When we are told to “think outside the box’ the problem is that our perspective is lost. We are outside of the problem and not immersed inside of it. Go “inside the box.” Move the components around.
Use simple math. Add, subtract, multiply, and divide up the parts to see if you can make something new.
Look at some of the most innovative ideas from the past to create new ideas for the future. To stop thieves from stealing radios there were several choices. Every one of them was tried at one time or another. For many years you could remove the radio from the sliding drawer but more people lost their radios through misplacement than through theft. The biggest question was where you put the radio or how you carried it away from the car.
So innovative problem solvers looked at the problem. The tried another approach which created a new solution. If the faceplate was removed all the controls were disabled and the radio was useless. Now the part was small and easy to hide elsewhere in the car or carried.
The solution was that the radio has a code that is matched to the car. Once the signal no longer senses the code the radio no longer works. Simple to use because the components were ‘subtracted’ from the problem thereby rendering a workable solution. Today that problem no longer exists in the same way because the radios are not the same. First of all they have the ability to receive digital input from the airwaves, smartphones, etc. Second the radio is now an integral part of the navigation system and due to the ‘code’ can’t be used in another car if removed.
Simple arithmetic allows us some innovative problem solving without the introduction of new components or resources. For example, use addition to replicate components and add to the over all solution. How many tires on a car? How many in a set. Four? Five? Nope…two… a set is two yet most of us would say four or even five. Two is all that is needed to make a car a hot rod or a truck a tractor. Simply change the rear tires and you have a new use for the same chassis. And when you buy snow tires they sell you two, not four or five. Rethink how you do the math. Sometimes it’s very simple, add, subtract, multiply, and divide and you will come up with the solution.

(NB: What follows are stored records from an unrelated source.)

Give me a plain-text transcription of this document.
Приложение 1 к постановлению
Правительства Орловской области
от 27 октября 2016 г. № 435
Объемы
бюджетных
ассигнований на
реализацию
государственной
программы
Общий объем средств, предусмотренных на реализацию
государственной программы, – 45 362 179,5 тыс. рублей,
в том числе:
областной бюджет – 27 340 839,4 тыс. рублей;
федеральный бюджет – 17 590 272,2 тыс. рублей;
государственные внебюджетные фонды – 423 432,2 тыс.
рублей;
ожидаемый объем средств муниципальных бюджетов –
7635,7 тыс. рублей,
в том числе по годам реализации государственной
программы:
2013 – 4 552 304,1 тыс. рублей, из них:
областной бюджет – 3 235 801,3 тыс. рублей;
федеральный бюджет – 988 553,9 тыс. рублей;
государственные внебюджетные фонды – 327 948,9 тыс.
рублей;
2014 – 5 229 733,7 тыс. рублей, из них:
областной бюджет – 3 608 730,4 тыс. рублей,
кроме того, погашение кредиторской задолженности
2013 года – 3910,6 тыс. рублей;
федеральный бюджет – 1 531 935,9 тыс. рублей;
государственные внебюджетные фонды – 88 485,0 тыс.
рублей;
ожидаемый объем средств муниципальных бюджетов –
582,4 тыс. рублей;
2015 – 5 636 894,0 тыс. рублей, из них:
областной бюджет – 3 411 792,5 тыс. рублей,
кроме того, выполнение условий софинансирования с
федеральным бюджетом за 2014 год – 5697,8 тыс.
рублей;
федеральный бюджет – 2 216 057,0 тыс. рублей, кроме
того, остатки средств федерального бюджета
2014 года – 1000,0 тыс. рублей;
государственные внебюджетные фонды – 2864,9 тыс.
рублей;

- Start by using your established products as a starting point from which you re-innovate by creating new products that add to profitability by using your existing distribution channels, marketing, and sales resources.
- Customers like to do business with companies that understand their business.
- Don’t try to sell something but offer a solution to a problem…cost becomes less of an issue and higher margins are yours.
- Do the unexpected.
- Most solutions are as simple as rearranging existing components.
- Do the math. It all adds up.
Remember the answer to most problems is found in the components that make up the problem.